# AWFUL fish tank!



## Maryrox247 (Aug 10, 2009)

I am not sure if this was just a temporary thing for a picture advertising Nike or if it was really advertising something to encourage others to get one or make one like it but whether the fish were in this temporarily or not, this tank is terrible!!!! (although it is creative i must say.) Here it is:










And the fact that one goldfish would eventually outgrow even a 30 gallon sure doesn't help with the fact that there are THREE in this small thing!!!!!!!!


----------



## MrVampire181 (May 12, 2009)

Heck I'd buy it...if it was like 20 gallons bigger!


----------



## Luimeril (Dec 29, 2010)

it's kinda cute, but NOT for goldies. x-X i don't even see a filter!


----------



## Sweeda88 (Dec 6, 2010)

I feel bad even having my goldie in a 5 gallon (got her before I knew their space needs). I would NEVER put even 1 in something so small!


----------



## Crazykat (Nov 23, 2010)

I can imagine the advertising message for this... "It's like treading on water...but with the water INSIDE YOUR SHOES. And also there are fish. INSIDE YOUR SHOES. Nike. Just do it!. "*Cut*


----------



## Jayy (Dec 23, 2009)

WOW! Thats not something you see everyday. It's not a good idea thou, because it's too small for fish. I really hope this is just a idea and not for real.


----------



## bettamaniac (Jan 6, 2011)

dont fish normally grow to suit the size of the aquarium if this is true wouldnt that mean one goldfish could survive in a well filtered 10 maybe even 5 gallon tank and not outgrow it


----------



## Sweeda88 (Dec 6, 2010)

No. It means their insides will outgrow their bodies and basically cause so much internal pressure that they die.


----------



## bettamaniac (Jan 6, 2011)

so they need bigger aquariums to grow in or their own bodies will end up killing itself


----------



## Sweeda88 (Dec 6, 2010)

Exactly. Their insides will outgrow their bodies.


----------



## DazzleKitty (Nov 9, 2010)

Sweeda88 said:


> Exactly. Their insides will outgrow their bodies.

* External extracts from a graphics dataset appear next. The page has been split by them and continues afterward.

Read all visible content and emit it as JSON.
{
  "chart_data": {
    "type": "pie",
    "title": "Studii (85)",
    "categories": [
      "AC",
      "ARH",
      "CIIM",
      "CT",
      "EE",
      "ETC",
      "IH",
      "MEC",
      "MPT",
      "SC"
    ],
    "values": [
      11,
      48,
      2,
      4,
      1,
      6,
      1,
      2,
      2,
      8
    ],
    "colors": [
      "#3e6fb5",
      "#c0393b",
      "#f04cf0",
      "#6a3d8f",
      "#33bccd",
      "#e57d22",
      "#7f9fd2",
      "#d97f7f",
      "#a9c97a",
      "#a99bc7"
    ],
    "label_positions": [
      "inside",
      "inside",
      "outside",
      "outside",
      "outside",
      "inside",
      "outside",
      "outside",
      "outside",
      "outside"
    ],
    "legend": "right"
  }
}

I didn't know that happened to goldfish. Very interesting and very sad for those it happens to.


----------



## Jinx (Feb 3, 2011)

It's a very creative tank, but it's not big enough for a fish I'd say. If it was much bigger than I'd consider buying it because it's very unusual and I like to have things that aren't ordinary.


----------



## tsoto80 (Nov 26, 2010)

I bet it is just for advertisement. Nike is a big coorperation and if they did anything inhumane PETA would be all over their butt. What did the caption or article say about it? Is there a link?


----------



## Jinx (Feb 3, 2011)

tsoto80 said:


> I bet it is just for advertisement. Nike is a big coorperation and if they did anything inhumane PETA would be all over their butt. What did the caption or article say about it? Is there a link?

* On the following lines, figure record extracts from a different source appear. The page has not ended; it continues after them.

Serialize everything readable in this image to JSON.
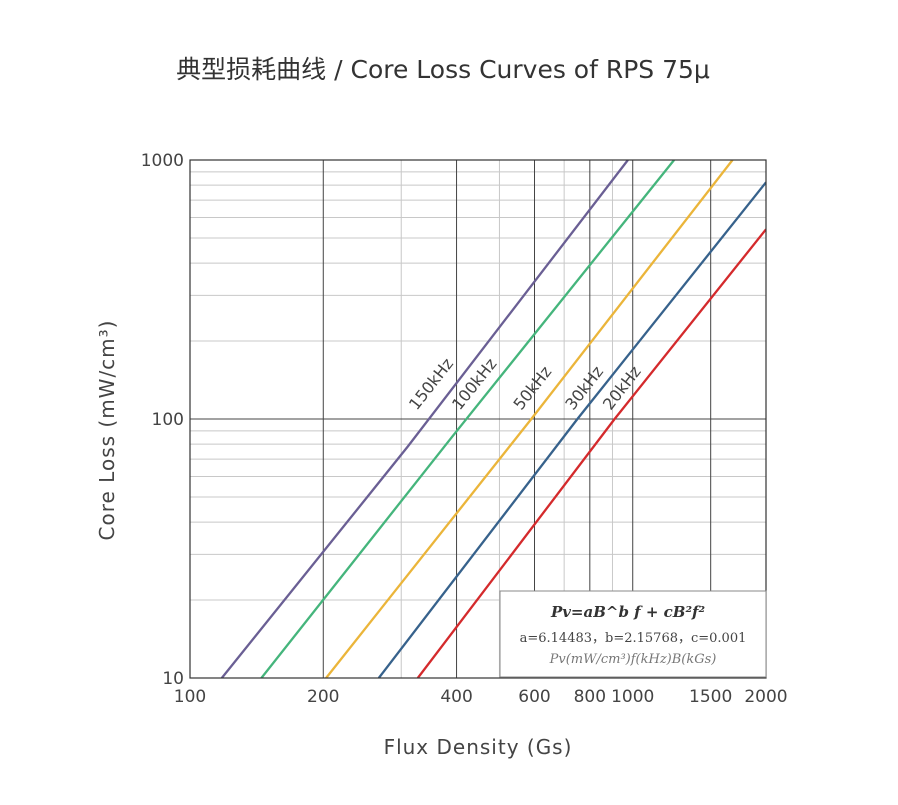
{
  "chart_data": {
    "type": "line",
    "title": "典型损耗曲线 / Core Loss Curves of RPS 75μ",
    "xlabel": "Flux Density (Gs)",
    "ylabel": "Core Loss (mW/cm³)",
    "xscale": "log",
    "yscale": "log",
    "xlim": [
      100,
      2000
    ],
    "ylim": [
      10,
      1000
    ],
    "x_ticks": [
      100,
      200,
      400,
      600,
      800,
      1000,
      1500,
      2000
    ],
    "y_ticks": [
      10,
      100,
      1000
    ],
    "grid": true,
    "series": [
      {
        "name": "150kHz",
        "color": "#6a5f94",
        "x": [
          118,
          310,
          975
        ],
        "y": [
          10,
          78,
          1000
        ]
      },
      {
        "name": "100kHz",
        "color": "#45b57c",
        "x": [
          145,
          390,
          1240
        ],
        "y": [
          10,
          85,
          1000
        ]
      },
      {
        "name": "50kHz",
        "color": "#ebb53a",
        "x": [
          203,
          590,
          1680
        ],
        "y": [
          10,
          100,
          1000
        ]
      },
      {
        "name": "30kHz",
        "color": "#37628c",
        "x": [
          267,
          750,
          2000
        ],
        "y": [
          10,
          100,
          820
        ]
      },
      {
        "name": "20kHz",
        "color": "#d42a2c",
        "x": [
          327,
          910,
          2000
        ],
        "y": [
          10,
          100,
          540
        ]
      }
    ],
    "formula": {
      "main": "Pv=aB^b f + cB²f²",
      "coefficients": "a=6.14483，b=2.15768，c=0.001",
      "units": "Pv(mW/cm³)f(kHz)B(kGs)"
    }
  }
}
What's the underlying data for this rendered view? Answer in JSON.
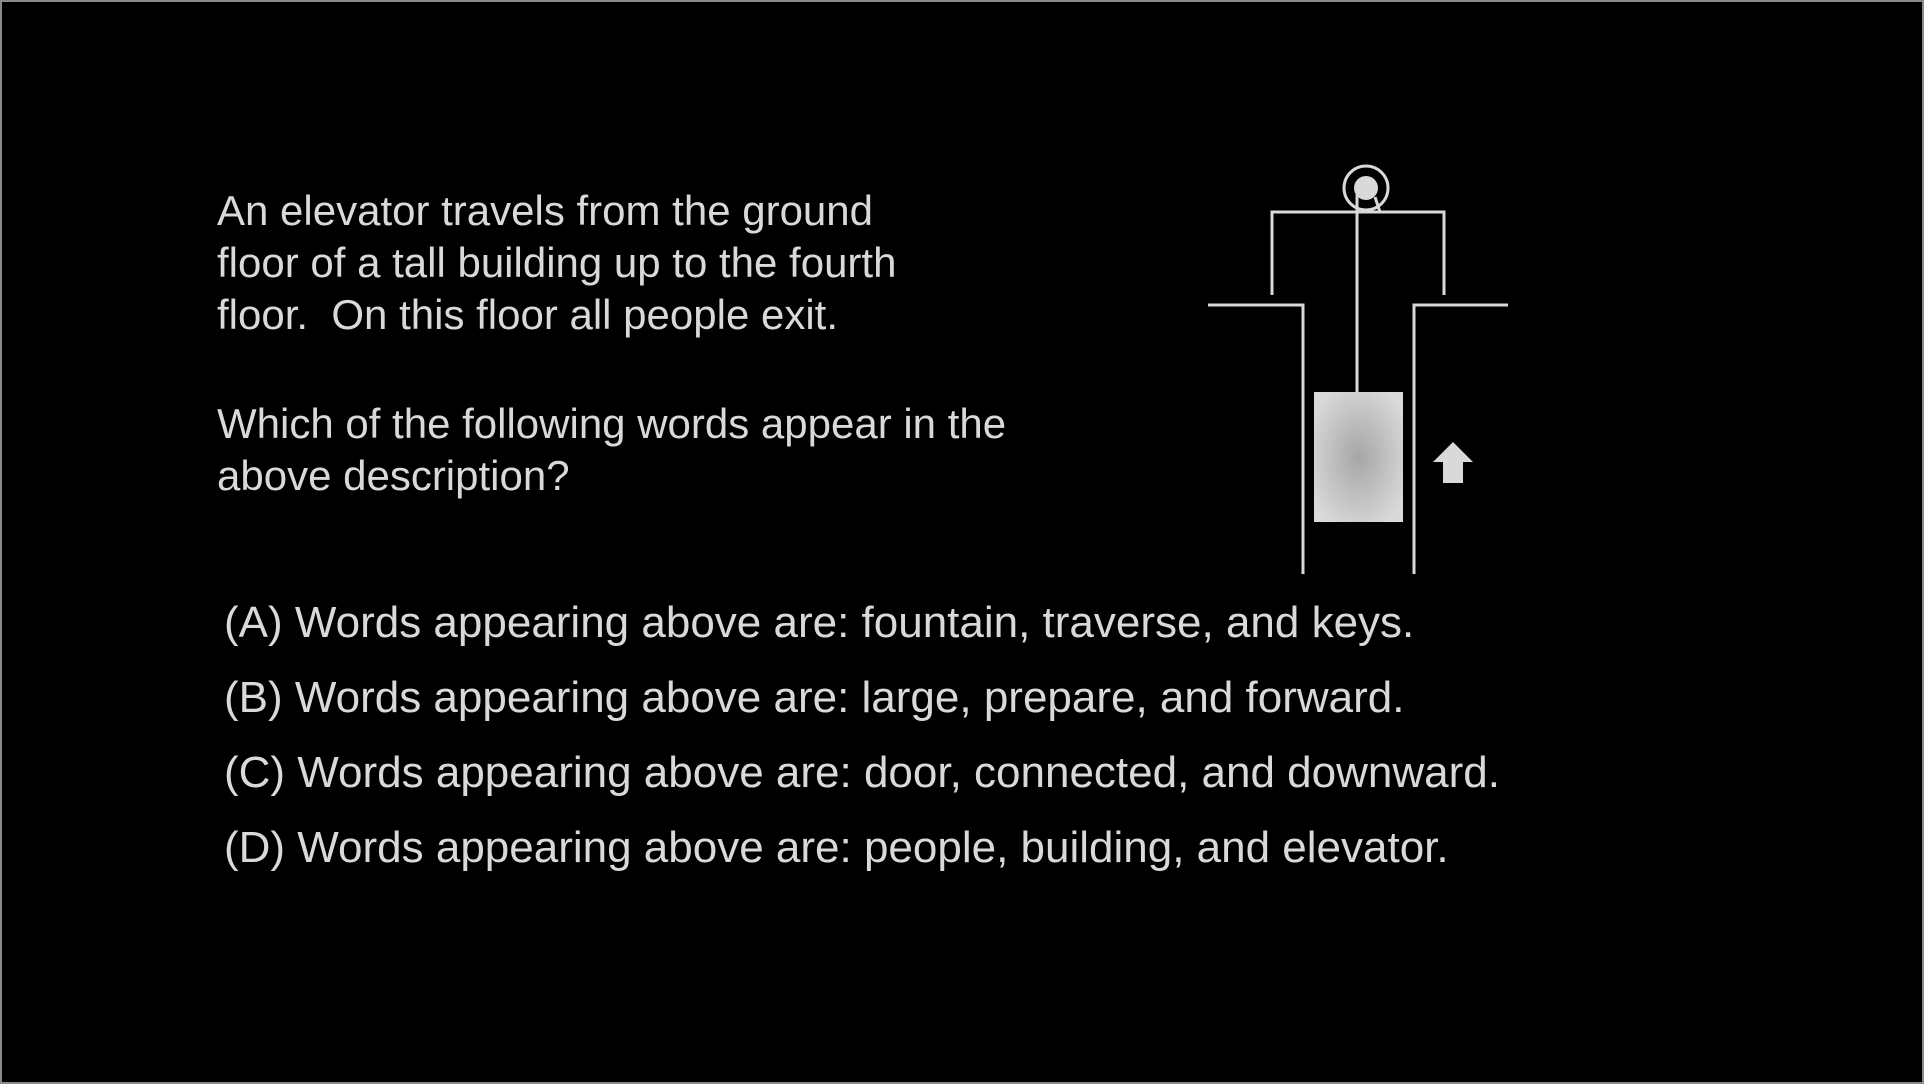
{
  "passage": {
    "lines": [
      "An elevator travels from the ground",
      "floor of a tall building up to the fourth",
      "floor.  On this floor all people exit."
    ]
  },
  "question": {
    "lines": [
      "Which of the following words appear in the",
      "above description?"
    ]
  },
  "options": [
    "(A) Words appearing above are: fountain, traverse, and keys.",
    "(B) Words appearing above are: large, prepare, and forward.",
    "(C) Words appearing above are: door, connected, and downward.",
    "(D) Words appearing above are: people, building, and elevator."
  ],
  "diagram": {
    "icon": "elevator-shaft-icon",
    "arrow_icon": "up-arrow-icon",
    "colors": {
      "line": "#d9d9d9",
      "car_center": "#a6a6a6",
      "car_edge": "#d9d9d9",
      "arrow": "#d9d9d9"
    }
  },
  "colors": {
    "background": "#000000",
    "text": "#d9d9d9"
  }
}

PETA is retarded. They just annoy people until they listen to them. Did anyone here know that they kill 85% of the animals they rescue compared to the very close rescue near their headquarters? The rescue that's near them found 75% of the animals they rescued loving homes. I know this because I wrote an article about them and needed the facts.


----------



## Sweeda88 (Dec 6, 2010)

I know, Jinx. I read an article like that about them. I hate PETA now. I'd rather support an organization that actually CARES about animals, not advertising.


----------



## bettamaniac (Jan 6, 2011)

The PETA might do something about it. The shoe was designed in Japan and I think the PETA is also in Japan but I dont know.


----------



## ChicagoPete (Dec 27, 2010)

Do they come in a size 12 mens.... jk.... I whould never buy something so obvously unnatural for a animal to live in.


----------



## Pekemom (Jan 27, 2011)

That's cruel. There's no depth to it, and no room to swim, even at their sizes now...


----------